META - MultilanguagE Text Analyzer


A vast portion of the Web consists of text documents, thus methods for automatically analyzing text have great importance in the context of the Web.
Several techniques have been developed within the fields of Information Retrieval (IR) and Information Filtering (IF), and include indexing, scoring, and categorization of textual documents. Filtering and retrieval systems deal with the ranking of textual documents in order of relevance. Retrieval refers to the selection of documents from a fixed set, whereas filtering typically refers to selection of relevant documents from a stream of incoming data. Retrieval systems are generally concerned with satisfying a user's one-off information need (query); filtering systems are usually applied to attaining information for a user's long term interests (profiles). Categorization or classification of documents is another useful technique, somewhat related to IR and IF, that consists of assigning a document to one or more predefined categories. A classifier can be used, for example, to distinguish between relevant and irrelevant documents (where the relevance can be personalized for a particular user or group of users), or to help in the semiautomatic construction of large Webbased knowledge bases or hierarchical directories of topics like the Open Directory.
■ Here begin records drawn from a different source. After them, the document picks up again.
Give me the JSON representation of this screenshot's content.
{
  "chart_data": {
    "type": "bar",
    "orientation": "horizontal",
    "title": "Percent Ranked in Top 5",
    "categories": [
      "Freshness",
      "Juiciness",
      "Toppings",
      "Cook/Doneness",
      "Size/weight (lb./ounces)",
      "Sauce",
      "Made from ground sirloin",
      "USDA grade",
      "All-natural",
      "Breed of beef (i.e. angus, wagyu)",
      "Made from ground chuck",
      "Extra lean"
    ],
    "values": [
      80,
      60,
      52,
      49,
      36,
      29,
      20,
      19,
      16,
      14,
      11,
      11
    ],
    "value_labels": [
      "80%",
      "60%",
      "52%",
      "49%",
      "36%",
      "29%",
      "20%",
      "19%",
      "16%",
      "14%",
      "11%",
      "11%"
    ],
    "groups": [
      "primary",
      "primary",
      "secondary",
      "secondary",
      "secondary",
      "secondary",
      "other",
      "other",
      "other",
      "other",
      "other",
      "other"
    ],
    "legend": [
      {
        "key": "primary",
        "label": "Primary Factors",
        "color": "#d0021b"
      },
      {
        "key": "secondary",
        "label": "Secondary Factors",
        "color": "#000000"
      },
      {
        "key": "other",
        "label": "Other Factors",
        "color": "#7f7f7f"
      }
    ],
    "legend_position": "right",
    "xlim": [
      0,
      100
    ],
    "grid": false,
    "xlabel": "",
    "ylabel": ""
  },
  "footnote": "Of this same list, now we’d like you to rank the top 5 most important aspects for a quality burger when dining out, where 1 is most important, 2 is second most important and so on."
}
In this scenario, the development of robust tools for both basic and more complex NLP tasks is becoming crucial. This paper describes META (MultilanguagE Text Analyzer), an infrastructure for processing textual documents over different languages. The main features of the proposed tool are:

  • The system is designed to clearly separate low-level tasks (such as data storage, location and loading of language resources) from data structures and algorithms.
  • The tool provides a baseline set of NLP components (Tokenizer, POS-tagger, ...) that can be extended and modified by the user according to the tasks to be accomplished.
  • The architecture was conceived so that language-independent components for both basic and more complex tasks, such as Word Sense Disambiguation, can be easily included.
  • Indexing structures produced by the META can be exported in different formats, thus allowing an easy integration with both IR and IF systems.